Als gevolg van de Toeslagenaffaire moet de Afdeling bestuursrechtspraak van de Raad van State worden ontmanteld en worden ondergebracht bij de bestaande gerechtshoven en de Hoge Raad. Dat schrijft voormalig president van de Hoge Raad Geert Corstens samen met emeritus hoogleraar Tom Eijsbouts, oud-senator Pia Lokin-Sassen (CDA) en oud-rechter Nanneke Quik-Schuijt dinsdag in een opiniestuk in NRC. „De nu gebleken wantoestand doet de deur dicht”, schrijft het viertal.
De parlementaire enquêtecommissie (commissie-Van Dam) constateerde in haar rapport over de Toeslagenaffaire dat de rechters van de RvS tekort zijn geschoten in de rechtsbescherming van individuele burgers. Die zijn vanaf 2012 ten onrechte als fraudeur aangemerkt door de overheid en vonden daarin volgens de Kamerleden niet de bescherming van de hoogste bestuursrechter.
Het toeslagenstelsel was ingericht als massabeoordelingsmachine, waar particuliere vergissingen van individuen tot ingrijpende financiële gevolgen konden leiden. De hoogste bestuursrechter stond dat jarenlang toe, tot een uitspraak in 2019 waarin de rechters stelden dat de overheid wel degelijk meer individueel maatwerk had kunnen leveren. Toen waren duizenden ouders echter al de dupe van het systeem – en waren sommigen van hen zelfs in de schulden beland.
/s3/static.nrc.nl/images/gn4/stripped/data65810884-f2c77e.jpg)
‘Spijkerharde uitvoering’
„De bestuursrechtspraak heeft jarenlang een wezenlijke bijdrage geleverd aan het in stand houden van spijkerharde uitvoering van de regelgeving in de kinderopvangtoeslag”, schreef de commissie-Van Dam over de rol van de Raad van State. Door het „wegredeneren van algemene beginselen van behoorlijk bestuur” zijn individuen slachtoffer geworden van het toeslagensysteem, aldus de commissie.
Instanties die ongelijk krijgen van de rechter, zoals de Belastingdienst ondervond in verschillende rechtszaken, kunnen in hoger beroep terecht bij de Afdeling bestuursrechtspraak van de RvS. “Dat is een bij de hoogste adviseur van de regering, de Raad van State, ondergebrachte gerechtelijke instantie”, schrijven Corstens en collega-auteurs. „Onderwerp van debat is of het nu wel zo voor de hand ligt bestuursrechtspraak te laten uitoefenen in de nabijheid van die hoogste adviseur waarvan een lid van de regering de formele voorzitter is.” Met dat lid doelen de schrijvers op de Koning die formeel president is van de Raad van State.
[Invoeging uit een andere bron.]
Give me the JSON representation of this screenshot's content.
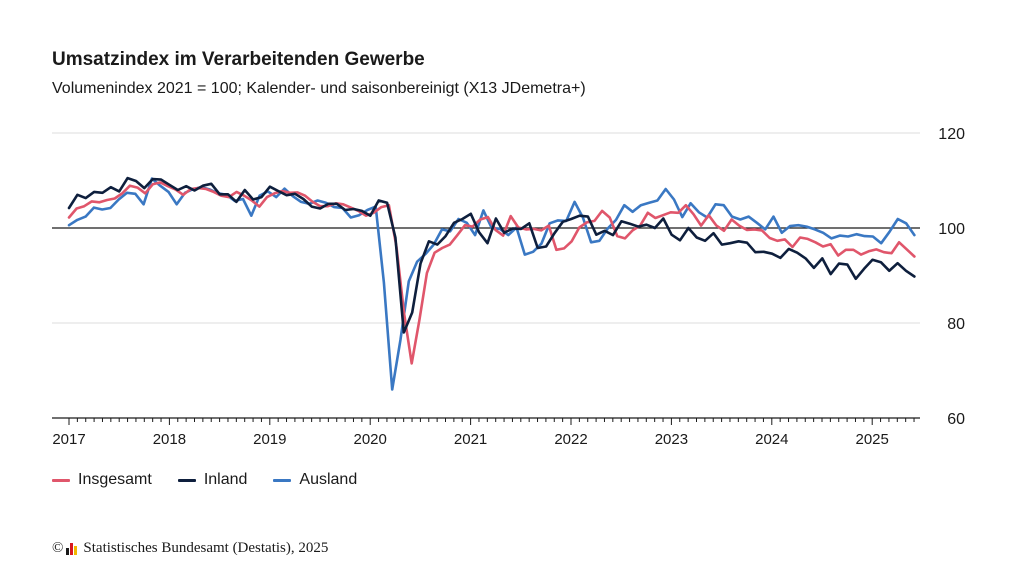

Zij zijn daarom voor een „totale afsplitsing van de rechtspraak van de Raad van State”. De rechters moeten worden ondergebracht bij de bestaande gerechtshoven en de Hoge Raad. „Dan is er één hoogste rechter die verantwoordelijk is voor de rechtseenheid en voor een goede toepassing van het recht, die ons allen de vereiste rechtsbescherming geeft.”
De Raad van State reageert volgende week op het rapport over de Toeslagenaffaire en vindt dat de kritiek van de parlementaire ondervragingscommissie „losstaat van het pleidooi van Corstens en mede-auteurs”. „De bestuursrechtspraak in Nederland wordt in het algemeen gewaardeerd vanwege de hoge kwaliteit”, reageert een RvS-woordvoerder. „Er zijn veel voorbeelden te geven waarin burgers in andere grote dossiers juist met succes bij de afdeling bestuursrechtspraak aanklopten, zoals het vraagstuk van de Groningse gaswinning en de stikstofkwestie, waarbij overheidsbeleid beslissend moest worden veranderd.”
Volgens de Raad van State zijn de afgelopen tien jaar tweemaal discussies gevoerd over reorganisaties. „Die kostten veel energie, maar leverden geen resultaat op.” De Raad noemt de huidige samenwerking tussen de afdeling bestuursrechtspraak en de Hoge Raad „zeer vruchtbaar”, met een gezamenlijke commissie rechtseenheid en wederzijdse (kruis)benoemingen. „Wie dat in de waagschaal stelt, heeft aanmerkelijk sterkere bewijsvoering nodig dan Corstens en medeauteurs in dit opiniestuk leveren.”